Maal, resplendently attired in traditional West African garb, led his large, virtuosic band on a joyful romp through songs old (“Mbolo”) and new (“Television”), snaking his hips and switching idioms with ease. It was an Afro-pop master class by one of the genre’s undisputed stars.

Earlier, the Saharan “guitar-poets” Tinariwen held the stage with a captivating set built around simple, trance-inducing melodies and blissful harmonies. So euphoric are the band’s repetitive riffs that one woman in the audience danced on her crutches. “They made the lame walk!” my box-seat next-door neighbor observed.

But the night’s greatest forward momentum, in musical terms, was supplied by stateside indie progressives. Los Angeles band Fool’s Gold opened the show with a conga player and saxophone-flutist in its core seven-man lineup and a sound that owes as much to the keening vocals and jumpy guitars of the Smiths as it does to its irresistible Congolese-Ethiopian tempos.
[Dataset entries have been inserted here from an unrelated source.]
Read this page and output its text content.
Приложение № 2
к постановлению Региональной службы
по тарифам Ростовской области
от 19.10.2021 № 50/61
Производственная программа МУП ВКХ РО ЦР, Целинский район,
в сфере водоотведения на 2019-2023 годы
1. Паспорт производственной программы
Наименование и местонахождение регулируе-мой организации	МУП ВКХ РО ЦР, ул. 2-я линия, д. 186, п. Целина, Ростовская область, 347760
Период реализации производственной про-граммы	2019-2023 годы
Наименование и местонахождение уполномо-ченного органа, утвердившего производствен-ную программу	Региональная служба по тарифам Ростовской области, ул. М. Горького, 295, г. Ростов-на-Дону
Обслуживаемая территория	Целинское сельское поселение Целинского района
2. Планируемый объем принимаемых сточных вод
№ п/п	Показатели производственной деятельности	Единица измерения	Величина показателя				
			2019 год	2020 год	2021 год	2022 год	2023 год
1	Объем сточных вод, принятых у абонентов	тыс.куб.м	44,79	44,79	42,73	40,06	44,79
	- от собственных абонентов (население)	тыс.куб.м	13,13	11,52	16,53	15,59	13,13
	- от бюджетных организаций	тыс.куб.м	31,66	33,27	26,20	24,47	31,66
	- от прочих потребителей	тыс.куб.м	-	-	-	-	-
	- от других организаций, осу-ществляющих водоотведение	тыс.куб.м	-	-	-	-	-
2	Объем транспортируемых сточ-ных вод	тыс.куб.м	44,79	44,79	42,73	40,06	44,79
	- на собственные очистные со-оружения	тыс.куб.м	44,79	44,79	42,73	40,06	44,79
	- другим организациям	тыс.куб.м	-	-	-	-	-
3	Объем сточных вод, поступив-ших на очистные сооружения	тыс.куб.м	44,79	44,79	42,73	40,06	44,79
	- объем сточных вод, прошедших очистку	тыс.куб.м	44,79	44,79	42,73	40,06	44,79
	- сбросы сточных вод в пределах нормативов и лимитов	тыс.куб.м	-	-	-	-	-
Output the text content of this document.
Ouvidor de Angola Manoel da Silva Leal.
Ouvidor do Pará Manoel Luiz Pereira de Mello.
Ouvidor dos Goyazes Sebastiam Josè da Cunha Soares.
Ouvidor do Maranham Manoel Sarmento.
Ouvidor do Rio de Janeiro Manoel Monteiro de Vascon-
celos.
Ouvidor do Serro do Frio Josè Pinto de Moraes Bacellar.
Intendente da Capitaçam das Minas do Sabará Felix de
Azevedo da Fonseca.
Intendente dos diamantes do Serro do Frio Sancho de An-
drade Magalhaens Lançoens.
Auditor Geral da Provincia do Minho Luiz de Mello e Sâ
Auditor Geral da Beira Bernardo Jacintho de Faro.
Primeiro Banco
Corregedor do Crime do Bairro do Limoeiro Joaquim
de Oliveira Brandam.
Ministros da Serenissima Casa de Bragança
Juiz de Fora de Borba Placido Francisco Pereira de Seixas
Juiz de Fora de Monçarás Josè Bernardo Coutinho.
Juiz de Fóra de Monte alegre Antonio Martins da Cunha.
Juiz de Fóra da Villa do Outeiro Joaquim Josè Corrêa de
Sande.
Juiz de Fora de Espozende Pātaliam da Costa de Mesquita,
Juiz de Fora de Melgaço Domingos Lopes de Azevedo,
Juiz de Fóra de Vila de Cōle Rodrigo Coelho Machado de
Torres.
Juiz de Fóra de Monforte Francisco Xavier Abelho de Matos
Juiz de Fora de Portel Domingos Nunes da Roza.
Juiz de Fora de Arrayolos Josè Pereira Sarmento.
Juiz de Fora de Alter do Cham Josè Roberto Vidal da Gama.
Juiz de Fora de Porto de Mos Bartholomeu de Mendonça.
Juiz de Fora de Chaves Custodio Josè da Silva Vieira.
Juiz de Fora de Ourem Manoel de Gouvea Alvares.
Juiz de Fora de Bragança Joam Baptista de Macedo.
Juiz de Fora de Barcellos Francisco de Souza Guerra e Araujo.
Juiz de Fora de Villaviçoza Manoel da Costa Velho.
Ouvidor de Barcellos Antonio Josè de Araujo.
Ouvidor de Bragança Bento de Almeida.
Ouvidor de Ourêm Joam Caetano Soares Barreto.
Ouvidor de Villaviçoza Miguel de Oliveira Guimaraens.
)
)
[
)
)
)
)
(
Fool’s Gold’s penchant for elaborating melodies on electric guitar that might normally be heard on an eight-string Zairian lyre isn’t mere novelty for novelty’s sake. It’s symptomatic of a growing number of young bands whose members have descended from all over the world and can create polyglot fusions that sound fully organic rather than sampled or synthesized.

The same principle applies to Brooklyn band Yeasayer, whose sophomore release is fittingly titled “Odd Blood.” Decades ago, Brian Eno, Jon Hassell and a handful of other geniuses began putting Western and non-Western music under one microscope and fiddling with the cell structure. But for all their brilliance, they never genetically engineered a dance hook any catchier than Yeasayer’s “Ambling Alp.”

Another song, “Tightrope,” opened with a cacophony of electronically generated Amazonian bird warbles and screeches, framing a simple pop ditty that climaxes in a plea to “give it, ge it, give it / Until you just can’t give no more.” Anand Wilder’s richly textured guitar work, Ira Wolf Tutoniv’s thoughtful basslines and spooky, echo-y percussion complete the band’s signature style.

This is a band that should be heard by anyone interested in how global pop’s resident aliens are re-mapping music as we know it.